SALT LAKE CITY — If the Utes have their way, by the time you read this they'll already be well on their way to the end zone.
When it comes to buffet lines and/or scoring touchdowns, there's no such thing as starting too early.
With Saturday's 1:30 matchup between TCU and Utah nearly here, the Utes' hope is to score early and often. You know the saying: The early bird catches the worm. And the early-scoring team usually catches the win. This shouldn't be a big issue for the high-powered Utes, but it is — especially this week. Last year, they tied the score at 7-7 in the first quarter against TCU, but that was about it. The Horned Frogs passed Utah like a big rig on the downhill, scoring four touchdowns and a field goal in the second quarter.
Hard to say what would have happened if the Utes had jumped out to a quick and significant lead. But a year later, they still struggle to lift off. Against Pitt, they didn't score in the first quarter, then gave up a touchdown to start the second quarter. Against UNLV, they could only manage a 3-3 tie after one. Against lowly San Jose State, they got an early TD but gave up a field goal to lead just 7-3 after the first quarter.
They trailed 7-0 and 14-10 in the first quarter to Iowa State. They held measly 7-0 leads after the first quarter against Wyoming, New Mexico and Colorado State. Against Air Force, the Utes did go ahead 7-0, but before the end of the quarter it was tied.
All totaled, the Utes have scored just 48 first-quarter points this year and only in the Iowa State game did they score more than seven.
Exactly why Utah starts games like Grandpa starts his day is a mystery to many, including coach Kyle Whittingham. Asked if he had any theories on why his team is so tardy, he replied, "No theory on that at all."
Quarterback Jordan Wynn had a similar reaction.

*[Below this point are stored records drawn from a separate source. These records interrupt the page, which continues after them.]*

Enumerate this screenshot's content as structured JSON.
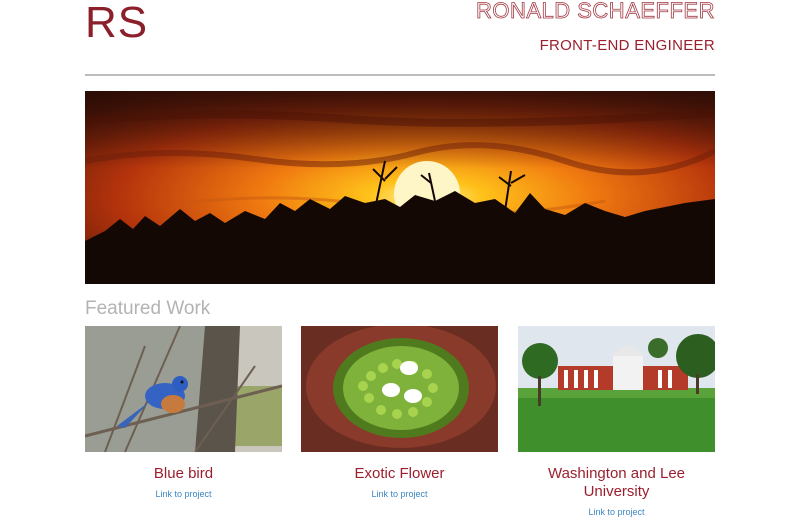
{
  "header": {
    "logo": "RS",
    "name": "RONALD SCHAEFFER",
    "role": "FRONT-END ENGINEER"
  },
  "hero": {
    "image": "sunset-over-treeline"
  },
  "featured": {
    "heading": "Featured Work",
    "items": [
      {
        "title": "Blue bird",
        "link": "Link to project",
        "image": "bluebird-on-branch"
      },
      {
        "title": "Exotic Flower",
        "link": "Link to project",
        "image": "exotic-flower"
      },
      {
        "title": "Washington and Lee University",
        "link": "Link to project",
        "image": "university-lawn"
      }
    ]
  },
  "colors": {
    "accent": "#9b1f2e",
    "link": "#3a86c4",
    "rule": "#bdbdbd"
  }
}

"I can't tell you," he said. "That's the kind of question we have as players."
Whittingham went on to say TCU's scoring numbers are "almost the same" as Utah's, noting that the second quarter is the most productive for both. But TCU is scoring considerably more in the first and fourth quarters — where games are often won.
"No, I don't have an answer," continued Whittingham. "I wish I did."
However, offensive tackle Tony Bergstrom was willing to venture an opinion.
"If you look at our turnover issues, almost all of them — or a big majority — were in the first quarter," he said.
For instance, there was the first-possession fumble at Iowa State, as well as the first-quarter interception. And the fumble on the first possession against New Mexico. Against Pitt, Utah fumbled twice in its first three possessions and against UNLV it fumbled on its second possession.
The Utes threw an interception in the first quarter against Wyoming and fumbled 15 seconds into the second quarter against Colorado State.
No wonder they haven't been scoring quickly.
"I think we've gotten that all corrected," Bergstrom said.
Either way, here comes the biggest game of the year and here come the Utes, hoping to burn rubber as soon as the light turns green.
"This is going to sound a little counterintuitive," said Bergstrom, "but the more you think about it, the worse you do. So if you can just go out and react and play and have fun and play fast, that's when you do well."
Which means the Utes need to be on the clock from the opening kick. No more easing into the action, no more gentle starts. They should be moving at the crack of dawn. That way, they'll be sure to have a couple of touchdowns — when? — say around noonish?